Israeli divers retrieved six bodies from the sunken craft in 65 feet of water. The others were found dead on the surface or died of injuries after being rescued alive, officials said. Three dozen sailors were taken to hospitals, but most were released.

By Saturday afternoon, two men were still reported unaccounted for, but Navy officials said they believed they would be located as crewmen reported back to their ships.

The Saratoga and its three escort ships were in the Red Sea as part of the naval buildup in the Persian Gulf region in the wake of Iraq's Aug. 2 invasion of Kuwait.

The accident was the deadliest involving U.S servicemen in Operation Desert Shield, and it raised the number of Americans who have died to at least 73.

Haifa is a frequent port of call for American sailors. Last year, more than 45,000 sailors attached to the 6th Fleet visited the northern port city.

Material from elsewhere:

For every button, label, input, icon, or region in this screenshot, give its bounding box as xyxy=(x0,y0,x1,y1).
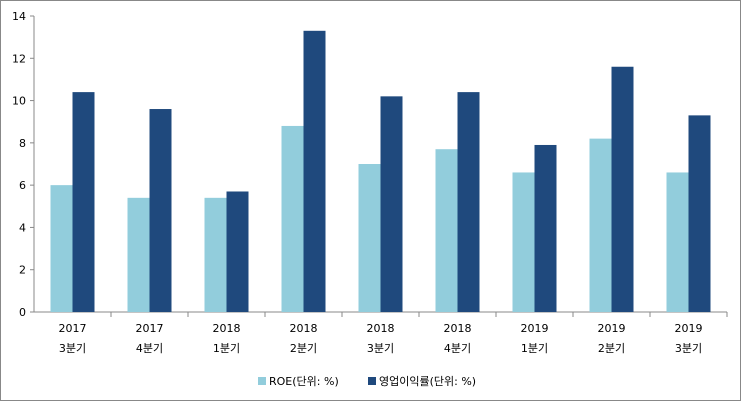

Several sailors rescued from the Tuvia said the craft may have been overloaded. One of the two Israeli crewmen, Yossi Shochat, said he believed too many sailors were crowded into the boat's stern.But Gen. Micha Ram, the commander of Israel's navy, said on Israel radio that the Tuvia had been licensed to carry 130 passengers but took only about 100 because the seas were running high.

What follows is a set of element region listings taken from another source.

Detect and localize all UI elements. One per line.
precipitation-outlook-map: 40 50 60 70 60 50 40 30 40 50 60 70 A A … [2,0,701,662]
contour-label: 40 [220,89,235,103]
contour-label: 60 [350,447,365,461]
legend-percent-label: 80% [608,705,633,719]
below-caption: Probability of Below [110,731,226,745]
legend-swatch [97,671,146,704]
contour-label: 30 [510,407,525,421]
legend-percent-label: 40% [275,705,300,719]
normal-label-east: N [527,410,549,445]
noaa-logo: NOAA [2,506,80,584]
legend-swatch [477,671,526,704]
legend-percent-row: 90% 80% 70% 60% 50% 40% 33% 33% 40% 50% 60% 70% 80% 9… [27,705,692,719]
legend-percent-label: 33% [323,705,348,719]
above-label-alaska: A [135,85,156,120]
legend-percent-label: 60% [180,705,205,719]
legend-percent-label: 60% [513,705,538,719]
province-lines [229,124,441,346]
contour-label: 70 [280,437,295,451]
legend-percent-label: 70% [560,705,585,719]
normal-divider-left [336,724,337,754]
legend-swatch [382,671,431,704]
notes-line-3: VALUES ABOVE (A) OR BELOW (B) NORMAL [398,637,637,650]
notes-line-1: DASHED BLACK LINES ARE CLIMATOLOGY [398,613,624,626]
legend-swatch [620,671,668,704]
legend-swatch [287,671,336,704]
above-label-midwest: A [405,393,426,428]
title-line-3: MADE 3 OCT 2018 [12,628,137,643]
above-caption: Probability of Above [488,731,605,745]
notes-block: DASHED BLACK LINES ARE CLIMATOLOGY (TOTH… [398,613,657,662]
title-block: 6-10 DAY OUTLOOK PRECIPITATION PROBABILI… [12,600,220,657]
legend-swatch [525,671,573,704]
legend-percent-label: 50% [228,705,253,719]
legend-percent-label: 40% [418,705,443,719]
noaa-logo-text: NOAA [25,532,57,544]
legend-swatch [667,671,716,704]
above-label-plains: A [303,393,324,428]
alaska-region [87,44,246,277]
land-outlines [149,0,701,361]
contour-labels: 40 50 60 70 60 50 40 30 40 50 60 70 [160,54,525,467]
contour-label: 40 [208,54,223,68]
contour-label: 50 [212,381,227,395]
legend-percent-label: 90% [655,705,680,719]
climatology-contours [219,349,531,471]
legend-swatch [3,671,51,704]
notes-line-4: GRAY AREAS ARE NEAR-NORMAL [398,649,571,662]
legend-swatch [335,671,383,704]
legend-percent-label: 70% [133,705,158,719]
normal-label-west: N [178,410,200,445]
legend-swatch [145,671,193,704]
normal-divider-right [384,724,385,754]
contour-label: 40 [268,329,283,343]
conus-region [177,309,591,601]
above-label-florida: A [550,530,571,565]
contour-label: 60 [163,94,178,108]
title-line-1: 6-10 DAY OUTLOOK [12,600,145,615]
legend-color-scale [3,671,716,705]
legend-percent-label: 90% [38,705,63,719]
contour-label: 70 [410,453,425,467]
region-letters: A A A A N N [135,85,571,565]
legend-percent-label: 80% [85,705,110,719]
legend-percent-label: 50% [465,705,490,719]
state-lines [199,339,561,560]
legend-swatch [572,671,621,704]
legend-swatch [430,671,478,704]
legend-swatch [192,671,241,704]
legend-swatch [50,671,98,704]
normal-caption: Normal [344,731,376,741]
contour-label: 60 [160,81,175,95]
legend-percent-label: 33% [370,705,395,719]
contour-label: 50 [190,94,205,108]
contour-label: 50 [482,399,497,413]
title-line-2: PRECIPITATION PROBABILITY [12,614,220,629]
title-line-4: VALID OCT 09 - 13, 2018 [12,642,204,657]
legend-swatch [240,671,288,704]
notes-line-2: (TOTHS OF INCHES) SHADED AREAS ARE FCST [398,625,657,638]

"Until the boat is retrieved and can be examined . . . we cannot point to any negligence," he said.

He said the craft went down in 15 or 20 seconds and added: "I have never known a vessel to sink so fast."

Survivors told of harrowing moments in the water, clinging to life jackets and debris from the 57-foot-long, double-deck ferry. At least some of the injured were struck by a rescue boat.

Six of the injured remained in Haifa's Rambam Hospital on Saturday night. Matty Ilnach, head duty nurse at Rambam, said all were listed as slightly wounded and could be released Sunday.

Cmdr. Craig Quigley, a U.S. Navy spokesman, said 36 sailors were admitted to Haifa hospitals but that most were released immediately after a checkup.

Col. Ranaan Gissen, the Israeli army's deputy spokesman, said more than 30 others were plucked from the waters unharmed in a rescue operation by U.S. and Israeli forces.

Flares lit the sky over the harbor of the northern city for much of the night, and ambulances rushed victims to three Haifa-area hospitals.

Some sailors rescued from the capsized ferry said they had spent their shore leave having dinner, drinking beer or visiting discotheques.

Israel army radio reported that some of the sailors had been drunk and at least one of the dead victims was handcuffed, apparently after being arrested by U.S. military police for drunkenness.

However, Pentagon spokesman Lt. Commander Alan Dooley said no one aboard was in handcuffs.